Only the most simplistic application of closures (one unique set of instantiated variable slots per closure) matches object encapsulation.




Objects containing references can share referents.


That's a feature of the references, not of objects.

The sharing and overlapping of data slots is however an inherent feature of closures.


> That's a feature of the references, not of objects.

That doesn't seem like an unreasonable way to draw the lines.

> The sharing and overlapping of data slots is however an inherent feature of closures.

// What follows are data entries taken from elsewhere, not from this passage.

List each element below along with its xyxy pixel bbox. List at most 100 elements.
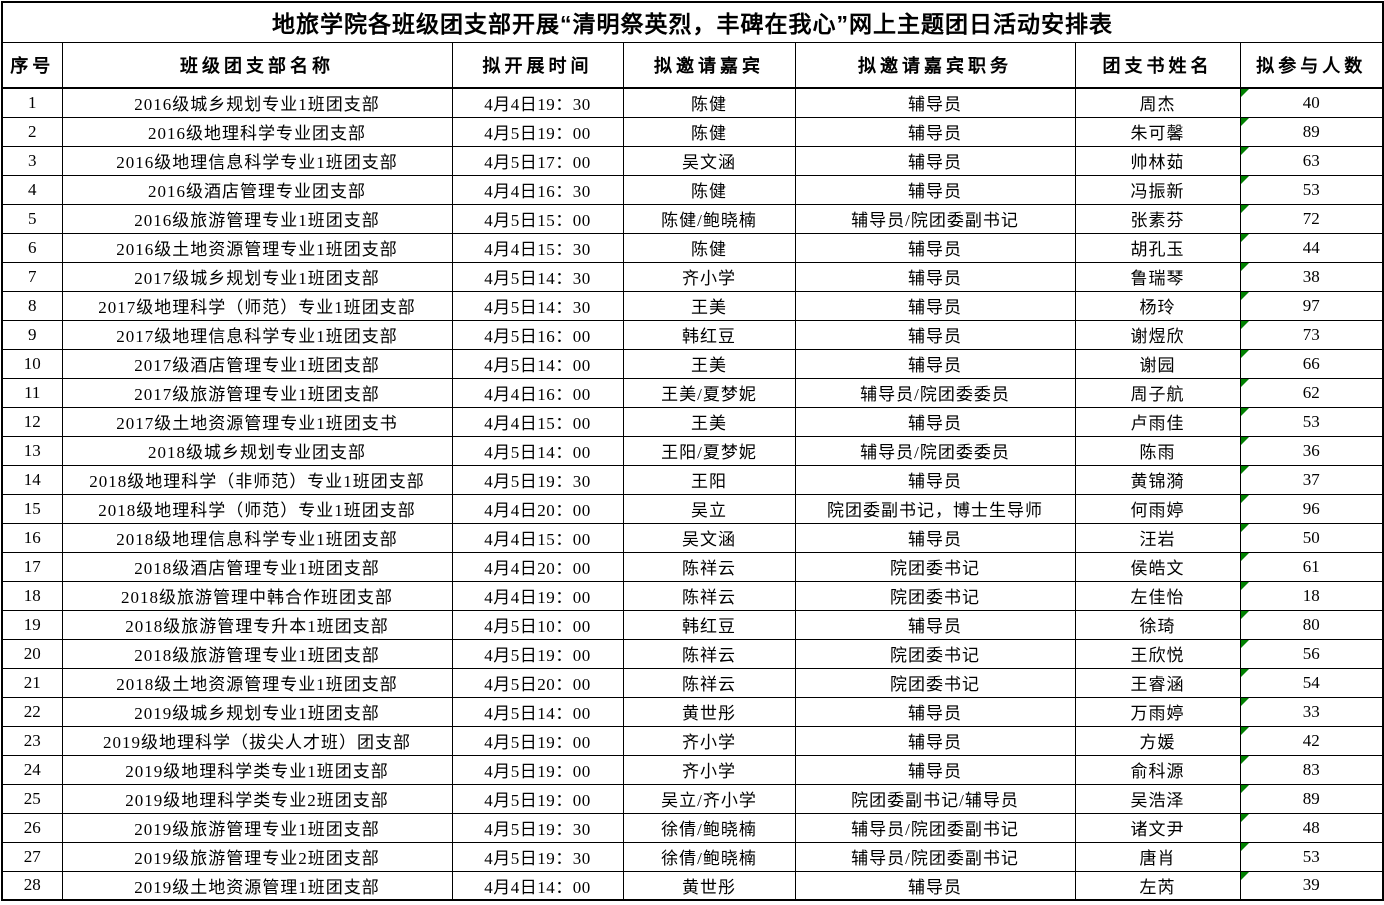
cell-guest: 陈祥云 [622, 667, 796, 698]
participants-value: 89 [1302, 788, 1320, 808]
participants-value: 48 [1302, 817, 1320, 837]
cell-branch-name: 2017级城乡规划专业1班团支部 [61, 261, 453, 292]
cell-guest-title: 辅导员/院团委副书记 [794, 812, 1076, 843]
cell-time: 4月5日14：30 [451, 290, 624, 321]
cell-secretary: 唐肖 [1074, 841, 1241, 872]
green-triangle-icon [1241, 321, 1249, 329]
cell-branch-name: 2017级地理科学（师范）专业1班团支部 [61, 290, 453, 321]
cell-secretary: 张素芬 [1074, 203, 1241, 234]
cell-branch-name: 2019级地理科学类专业2班团支部 [61, 783, 453, 814]
cell-secretary: 周杰 [1074, 87, 1241, 118]
cell-guest-title: 辅导员 [794, 464, 1076, 495]
cell-guest-title: 辅导员 [794, 696, 1076, 727]
cell-index: 16 [1, 522, 63, 553]
cell-secretary: 帅林茹 [1074, 145, 1241, 176]
column-header-index: 序号 [1, 41, 63, 89]
cell-index: 13 [1, 435, 63, 466]
cell-participants: 39 [1239, 870, 1384, 901]
green-triangle-icon [1241, 408, 1249, 416]
table-row: 21 2018级土地资源管理专业1班团支部 4月5日20：00 陈祥云 院团委书… [1, 667, 1384, 698]
table-row: 18 2018级旅游管理中韩合作班团支部 4月4日19：00 陈祥云 院团委书记… [1, 580, 1384, 611]
cell-guest: 徐倩/鲍晓楠 [622, 812, 796, 843]
cell-guest: 陈祥云 [622, 580, 796, 611]
cell-guest: 徐倩/鲍晓楠 [622, 841, 796, 872]
cell-participants: 38 [1239, 261, 1384, 292]
column-header-secretary: 团支书姓名 [1074, 41, 1241, 89]
table-row: 19 2018级旅游管理专升本1班团支部 4月5日10：00 韩红豆 辅导员 徐… [1, 609, 1384, 640]
table-row: 14 2018级地理科学（非师范）专业1班团支部 4月5日19：30 王阳 辅导… [1, 464, 1384, 495]
cell-time: 4月5日20：00 [451, 667, 624, 698]
cell-index: 7 [1, 261, 63, 292]
green-triangle-icon [1241, 727, 1249, 735]
table-row: 23 2019级地理科学（拔尖人才班）团支部 4月5日19：00 齐小学 辅导员… [1, 725, 1384, 756]
column-header-guest: 拟邀请嘉宾 [622, 41, 796, 89]
cell-participants: 36 [1239, 435, 1384, 466]
cell-guest: 韩红豆 [622, 609, 796, 640]
participants-value: 66 [1302, 353, 1320, 373]
table-row: 11 2017级旅游管理专业1班团支部 4月4日16：00 王美/夏梦妮 辅导员… [1, 377, 1384, 408]
green-triangle-icon [1241, 785, 1249, 793]
green-triangle-icon [1241, 292, 1249, 300]
cell-index: 3 [1, 145, 63, 176]
participants-value: 18 [1302, 585, 1320, 605]
participants-value: 37 [1302, 469, 1320, 489]
cell-guest-title: 辅导员 [794, 406, 1076, 437]
cell-guest-title: 辅导员/院团委委员 [794, 377, 1076, 408]
cell-secretary: 胡孔玉 [1074, 232, 1241, 263]
green-triangle-icon [1241, 872, 1249, 880]
cell-branch-name: 2018级地理信息科学专业1班团支部 [61, 522, 453, 553]
cell-index: 10 [1, 348, 63, 379]
cell-index: 18 [1, 580, 63, 611]
participants-value: 42 [1302, 730, 1320, 750]
green-triangle-icon [1241, 843, 1249, 851]
cell-guest: 吴立 [622, 493, 796, 524]
participants-value: 36 [1302, 440, 1320, 460]
green-triangle-icon [1241, 234, 1249, 242]
cell-secretary: 诸文尹 [1074, 812, 1241, 843]
cell-participants: 50 [1239, 522, 1384, 553]
cell-time: 4月4日16：00 [451, 377, 624, 408]
cell-participants: 97 [1239, 290, 1384, 321]
green-triangle-icon [1241, 524, 1249, 532]
cell-branch-name: 2017级土地资源管理专业1班团支书 [61, 406, 453, 437]
cell-participants: 96 [1239, 493, 1384, 524]
cell-guest-title: 院团委书记 [794, 580, 1076, 611]
cell-secretary: 谢煜欣 [1074, 319, 1241, 350]
cell-guest-title: 院团委书记 [794, 638, 1076, 669]
cell-index: 25 [1, 783, 63, 814]
cell-guest: 陈健 [622, 174, 796, 205]
participants-value: 53 [1302, 179, 1320, 199]
cell-time: 4月4日19：30 [451, 87, 624, 118]
cell-branch-name: 2019级旅游管理专业2班团支部 [61, 841, 453, 872]
cell-secretary: 冯振新 [1074, 174, 1241, 205]
cell-guest-title: 辅导员 [794, 290, 1076, 321]
cell-time: 4月5日19：00 [451, 638, 624, 669]
cell-secretary: 杨玲 [1074, 290, 1241, 321]
participants-value: 50 [1302, 527, 1320, 547]
cell-guest-title: 辅导员 [794, 754, 1076, 785]
cell-index: 20 [1, 638, 63, 669]
cell-participants: 53 [1239, 174, 1384, 205]
green-triangle-icon [1241, 640, 1249, 648]
cell-index: 19 [1, 609, 63, 640]
table-row: 26 2019级旅游管理专业1班团支部 4月5日19：30 徐倩/鲍晓楠 辅导员… [1, 812, 1384, 843]
participants-value: 39 [1302, 875, 1320, 895]
table-row: 2 2016级地理科学专业团支部 4月5日19：00 陈健 辅导员 朱可馨 89 [1, 116, 1384, 147]
cell-guest: 陈祥云 [622, 638, 796, 669]
green-triangle-icon [1241, 176, 1249, 184]
cell-time: 4月4日20：00 [451, 493, 624, 524]
table-row: 6 2016级土地资源管理专业1班团支部 4月4日15：30 陈健 辅导员 胡孔… [1, 232, 1384, 263]
participants-value: 96 [1302, 498, 1320, 518]
table-row: 22 2019级城乡规划专业1班团支部 4月5日14：00 黄世彤 辅导员 万雨… [1, 696, 1384, 727]
green-triangle-icon [1241, 669, 1249, 677]
cell-index: 21 [1, 667, 63, 698]
cell-secretary: 万雨婷 [1074, 696, 1241, 727]
cell-branch-name: 2017级酒店管理专业1班团支部 [61, 348, 453, 379]
table-row: 12 2017级土地资源管理专业1班团支书 4月4日15：00 王美 辅导员 卢… [1, 406, 1384, 437]
green-triangle-icon [1241, 466, 1249, 474]
column-header-branch-name: 班级团支部名称 [61, 41, 453, 89]
green-triangle-icon [1241, 553, 1249, 561]
table-row: 15 2018级地理科学（师范）专业1班团支部 4月4日20：00 吴立 院团委… [1, 493, 1384, 524]
participants-value: 44 [1302, 237, 1320, 257]
participants-value: 63 [1302, 150, 1320, 170]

Is it? When defining a lambda in C++ you can choose for things to be captured by copy rather than reference. I agree with saying that a function that captures nothing is "not a closure", but I don't know that I'd say the same about something that captures only by copy. Would you say that a language that only supported capture-by-copy "lacks closures"?


> That doesn't seem like an unreasonable way to draw the lines.

It's a turing tarpit otherwise, after all.

Regarding C++, I've not used the newer versions, but using that feature to capture only copies would match what I said upstream, as a limited usage of closures that would happen to match objects, while closures themselves can do more. Capturing by copy also means that it's instantiating a new closure variable slot specific to the copy, and is no longer closing over the original variable, so it's an additional step on top of the fundamental closure mechanism which would by nature be agnostic to private vs shared variable slots.


> Objects can't really do this, so they're not that similar.

they can't? news to me. how does namespacing work, in say Python, then?